Je ne fais pas vraiment le même constat. La société ne demande pas particulièrement aux femmes d’être puissantes, fortes ou ambitieuses et encore moins conquérantes. On leur demande surtout plein de choses paradoxales. Les injonctions contradictoires faites aux femmes se comptent par centaines. Nous pouvons aisément les repérer au cours des conversations, à la télévision, dans les publicités où on attend d’elles d’être belles, minces, intelligentes mais pas trop, libres mais pas trop, avoir des avis mais pas trop non plus. Un des messages récurrents est d’être en couple et de cocher toutes les cases : mariage, maternité, réussite professionnelle. Les injonctions contradictoires mettent une grande pression aux femmes qui ne savent plus où donner de la tête. Nous ne sommes véritablement libres que lorsque nous répondons à nos rêves et non aux injonctions de la société.
Vous avez publié au mois de septembre aux éditions Leduc, Les femmes et l’amour, quel en est le propos ?
La pression sociale nimbée de patriarcat s’immisce jusque dans les algorithmes de la rencontre. Elle fausse le parcours des femmes et vient renforcer les inégalités. Ce livre dénonce les pièges de la rencontre en ligne, les effets pervers d’une communication moderne mal gérée. Il invite à une éthique relationnelle dans ce monde moderne et ouvre le champs sur l’altérité et ce que la société de demain pourrait être si elle reposait sur le respect et l’équilibre des forces entre les hommes et les femmes. Mais ce livre s’adresse également aux hommes afin qu’ils comprennent dans quelle souffrance se trouve la majorité des femmes. Je parle de la virilité toxique mais pas seulement car je fais la part belle aux hommes respectueux, dans l’altérité, ceux qui portent en eux la modernité et qui peuvent de par leurs actes et leur présence aider à la transformation de notre société. Ils ont su éveiller en eux une part de sensibilité permettant de vivre à leur coté des relations saines.
Vous pratiquez depuis plusieurs années le Tango, que vous apporte cette danse argentine dans votre quotidien ?
Le tango argentin est souvent vu par les novices comme une simple danse à deux. Pourtant c’est toute une culture (inscrite au patrimoine de l’humanité) et une philosophie. J’ai raconté à travers Ana dans mon roman de développement personnel Écoute les signes que la vie t’envoie à quel point le tango argentin vient nous chercher dans les plus petits recoins pour nous révéler à nous-mêmes. Cependant il y a un travail de conscience nécessaire car il règne dans cette communauté, comme dans bien d’autres, une domination masculine révélatrice de là où en est la société. De nombreuses danseuses me témoignent chaque jour des situations de harcèlements, de violences psychologiques et dans certains cas des abus sexuels.

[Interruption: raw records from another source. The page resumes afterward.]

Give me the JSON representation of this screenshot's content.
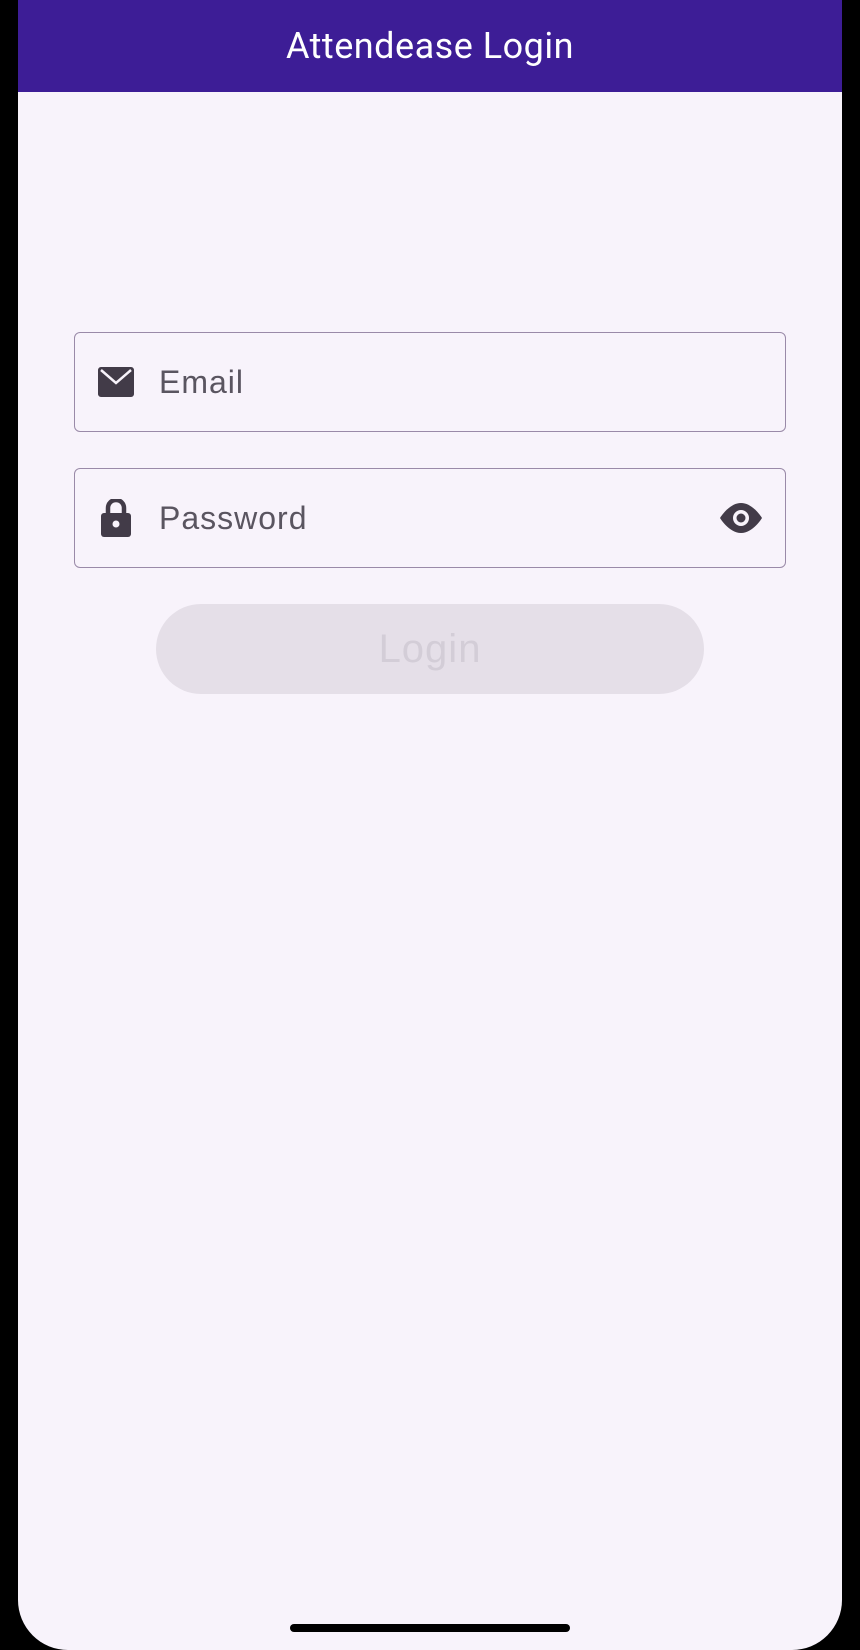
{
  "header": {
    "title": "Attendease Login"
  },
  "form": {
    "email": {
      "placeholder": "Email",
      "value": ""
    },
    "password": {
      "placeholder": "Password",
      "value": ""
    },
    "login_button_label": "Login"
  },
  "icons": {
    "email": "email-icon",
    "lock": "lock-icon",
    "eye": "eye-icon"
  }
}
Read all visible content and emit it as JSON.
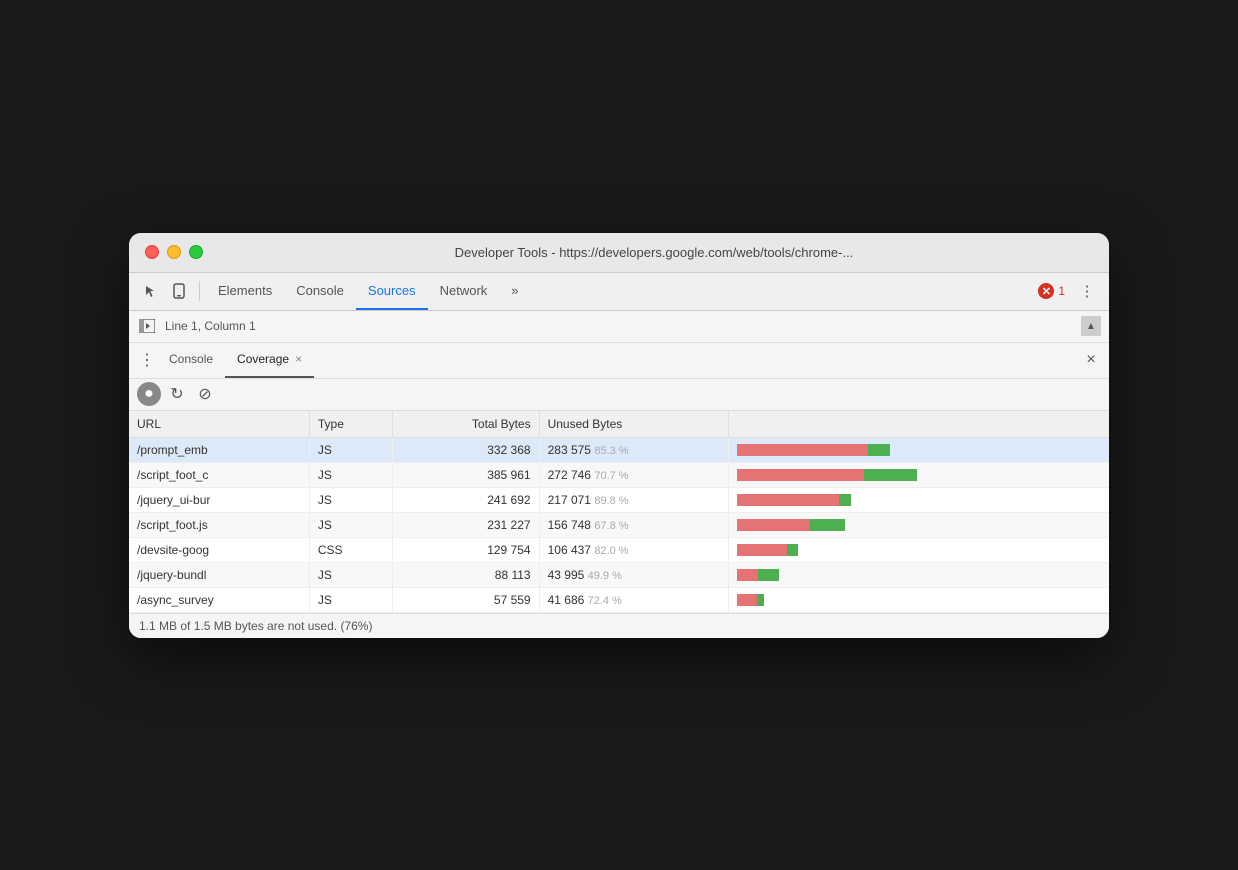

Cette année vos groupes de parole sont déjà complets, y voyez-vous une prise de conscience des femmes d’aller vers l’estime de soi avant d’aller vers l’autre ?
Depuis sa création les Groupes de parole pour les femmes® ont toujours été complets car ils répondent depuis de nombreuses années à un besoin des femmes : un espace de non-jugement, un espace de sororité, un lieu pour dire l’indicible et être comprises. Les femmes qui participent à mes groupes ont surtout besoin de penser et de panser leurs blessures de femmes, de se reconstruire et d’apprendre à oser être. Cependant cela ne pourra pas se faire sans la participation et l’éveil du masculin sacré chez les hommes. C’est la raison pour laquelle les derniers chapitres de mon livre invitent les hommes conscients à entrer dans la danse. Ceci pour une altérité salvatrice. A ce titre j’ai décidé de créer des groupes mixtes afin que les hommes sensibles et conscients puissent se joindre à nous, panser leurs blessures et co-créer avec nous le monde de demain.